How to fix java OutOfMemoryError: Java heap space from DataImportHandler?

Tags:

I am trying to import a large dataset (41million records) into a new Solr index. I have setup the core, it works, I inserted some test docs, they work. I have setup the data-config.xml as below and then I start the full-import.

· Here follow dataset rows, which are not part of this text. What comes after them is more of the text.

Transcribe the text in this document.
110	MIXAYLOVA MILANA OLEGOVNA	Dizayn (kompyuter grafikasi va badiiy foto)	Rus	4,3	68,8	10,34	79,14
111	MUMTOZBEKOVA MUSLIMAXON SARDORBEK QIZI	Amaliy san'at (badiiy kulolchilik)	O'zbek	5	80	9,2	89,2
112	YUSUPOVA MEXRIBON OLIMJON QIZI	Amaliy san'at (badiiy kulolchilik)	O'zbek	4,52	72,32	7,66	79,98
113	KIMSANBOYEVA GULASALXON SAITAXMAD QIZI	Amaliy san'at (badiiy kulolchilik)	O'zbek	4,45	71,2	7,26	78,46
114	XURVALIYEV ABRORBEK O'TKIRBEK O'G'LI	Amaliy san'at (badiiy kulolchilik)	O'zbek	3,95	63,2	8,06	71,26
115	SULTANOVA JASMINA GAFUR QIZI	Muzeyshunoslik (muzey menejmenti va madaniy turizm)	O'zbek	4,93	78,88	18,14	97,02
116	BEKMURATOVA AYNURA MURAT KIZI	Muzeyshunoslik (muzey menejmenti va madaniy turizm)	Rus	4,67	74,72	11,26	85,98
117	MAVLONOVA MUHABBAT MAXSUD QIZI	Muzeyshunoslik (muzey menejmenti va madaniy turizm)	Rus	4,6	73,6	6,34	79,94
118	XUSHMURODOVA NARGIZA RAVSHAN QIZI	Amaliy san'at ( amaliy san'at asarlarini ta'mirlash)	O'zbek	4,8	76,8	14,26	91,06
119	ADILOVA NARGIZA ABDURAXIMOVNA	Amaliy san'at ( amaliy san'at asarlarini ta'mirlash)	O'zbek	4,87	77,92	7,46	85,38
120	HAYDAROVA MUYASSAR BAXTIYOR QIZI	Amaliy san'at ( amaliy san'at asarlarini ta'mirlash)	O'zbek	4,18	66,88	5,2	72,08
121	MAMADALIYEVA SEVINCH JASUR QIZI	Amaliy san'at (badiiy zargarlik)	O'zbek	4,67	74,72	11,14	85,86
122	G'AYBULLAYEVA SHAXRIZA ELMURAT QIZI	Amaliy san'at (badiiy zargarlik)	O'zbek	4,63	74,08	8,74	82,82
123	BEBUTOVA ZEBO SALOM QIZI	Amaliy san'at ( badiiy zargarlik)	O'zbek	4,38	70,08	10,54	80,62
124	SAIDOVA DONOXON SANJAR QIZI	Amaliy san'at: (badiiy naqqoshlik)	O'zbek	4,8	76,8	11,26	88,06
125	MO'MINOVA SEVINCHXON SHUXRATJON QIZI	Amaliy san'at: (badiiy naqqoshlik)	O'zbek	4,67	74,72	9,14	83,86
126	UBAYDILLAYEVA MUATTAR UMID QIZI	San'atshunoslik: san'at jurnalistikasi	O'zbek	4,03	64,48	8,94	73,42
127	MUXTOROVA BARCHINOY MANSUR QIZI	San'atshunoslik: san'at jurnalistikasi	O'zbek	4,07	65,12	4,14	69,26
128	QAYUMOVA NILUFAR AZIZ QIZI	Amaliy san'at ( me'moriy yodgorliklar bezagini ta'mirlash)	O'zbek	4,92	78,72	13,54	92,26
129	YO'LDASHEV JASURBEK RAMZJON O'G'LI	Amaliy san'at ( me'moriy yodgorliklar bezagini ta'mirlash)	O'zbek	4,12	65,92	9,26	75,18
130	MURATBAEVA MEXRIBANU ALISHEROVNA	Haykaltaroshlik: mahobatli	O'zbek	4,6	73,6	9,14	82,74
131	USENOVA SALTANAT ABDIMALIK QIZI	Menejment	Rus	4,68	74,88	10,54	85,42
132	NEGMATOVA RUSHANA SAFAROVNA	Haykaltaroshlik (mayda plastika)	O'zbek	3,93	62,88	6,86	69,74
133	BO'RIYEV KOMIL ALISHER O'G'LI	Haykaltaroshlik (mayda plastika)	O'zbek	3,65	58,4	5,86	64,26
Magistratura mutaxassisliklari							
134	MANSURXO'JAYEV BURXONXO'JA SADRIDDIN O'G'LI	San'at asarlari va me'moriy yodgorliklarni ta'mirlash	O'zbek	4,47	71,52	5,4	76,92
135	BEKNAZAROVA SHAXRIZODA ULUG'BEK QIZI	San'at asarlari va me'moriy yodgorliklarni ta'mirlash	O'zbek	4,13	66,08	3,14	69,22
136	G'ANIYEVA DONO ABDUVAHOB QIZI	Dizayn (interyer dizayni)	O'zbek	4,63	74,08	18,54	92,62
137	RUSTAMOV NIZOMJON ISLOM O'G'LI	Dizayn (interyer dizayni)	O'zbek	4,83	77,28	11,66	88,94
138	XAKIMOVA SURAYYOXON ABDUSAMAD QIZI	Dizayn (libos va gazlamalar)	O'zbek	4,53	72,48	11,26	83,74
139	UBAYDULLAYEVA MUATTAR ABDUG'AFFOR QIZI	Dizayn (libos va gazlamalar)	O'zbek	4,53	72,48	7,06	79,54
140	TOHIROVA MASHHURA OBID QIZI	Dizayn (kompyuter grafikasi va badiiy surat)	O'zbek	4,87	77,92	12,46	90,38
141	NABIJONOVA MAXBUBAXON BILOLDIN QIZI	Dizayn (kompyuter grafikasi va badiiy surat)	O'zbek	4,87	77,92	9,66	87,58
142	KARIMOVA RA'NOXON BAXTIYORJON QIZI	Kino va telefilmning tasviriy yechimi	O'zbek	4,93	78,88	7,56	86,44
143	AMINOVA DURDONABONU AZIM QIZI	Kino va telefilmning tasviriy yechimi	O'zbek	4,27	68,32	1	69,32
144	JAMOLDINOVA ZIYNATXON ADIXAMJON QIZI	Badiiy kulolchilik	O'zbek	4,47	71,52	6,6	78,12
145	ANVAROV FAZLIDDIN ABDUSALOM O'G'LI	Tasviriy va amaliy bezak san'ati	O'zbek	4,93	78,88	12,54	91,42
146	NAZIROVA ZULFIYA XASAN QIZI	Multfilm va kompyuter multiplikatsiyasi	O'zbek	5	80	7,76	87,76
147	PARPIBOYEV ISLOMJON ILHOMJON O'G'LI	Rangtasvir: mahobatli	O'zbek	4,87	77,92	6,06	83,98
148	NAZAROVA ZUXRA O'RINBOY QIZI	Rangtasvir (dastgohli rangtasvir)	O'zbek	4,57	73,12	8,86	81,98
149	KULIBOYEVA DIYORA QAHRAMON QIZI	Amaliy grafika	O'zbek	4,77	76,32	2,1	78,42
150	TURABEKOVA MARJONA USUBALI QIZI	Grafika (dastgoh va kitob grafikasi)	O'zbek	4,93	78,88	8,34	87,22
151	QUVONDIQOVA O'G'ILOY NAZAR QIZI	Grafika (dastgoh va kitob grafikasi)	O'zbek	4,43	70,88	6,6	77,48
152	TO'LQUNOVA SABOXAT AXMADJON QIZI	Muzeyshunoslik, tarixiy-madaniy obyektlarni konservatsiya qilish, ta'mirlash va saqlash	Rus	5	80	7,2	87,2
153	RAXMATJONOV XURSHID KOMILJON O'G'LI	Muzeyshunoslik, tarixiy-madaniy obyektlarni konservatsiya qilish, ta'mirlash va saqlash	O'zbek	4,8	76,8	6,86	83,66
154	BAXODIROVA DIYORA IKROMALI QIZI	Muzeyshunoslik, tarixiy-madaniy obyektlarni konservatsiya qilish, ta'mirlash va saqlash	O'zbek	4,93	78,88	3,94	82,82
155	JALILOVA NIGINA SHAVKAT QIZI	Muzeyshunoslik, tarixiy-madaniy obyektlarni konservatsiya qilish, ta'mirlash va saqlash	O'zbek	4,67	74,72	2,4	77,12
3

After about 12 hours! the import fails.

The document size can get quite large, could the error be because of a large document (or field) or due to the volume of data going into the DataImportHandler?

How can I get this frustrating import task working!?!

I have included the tomcat error log below.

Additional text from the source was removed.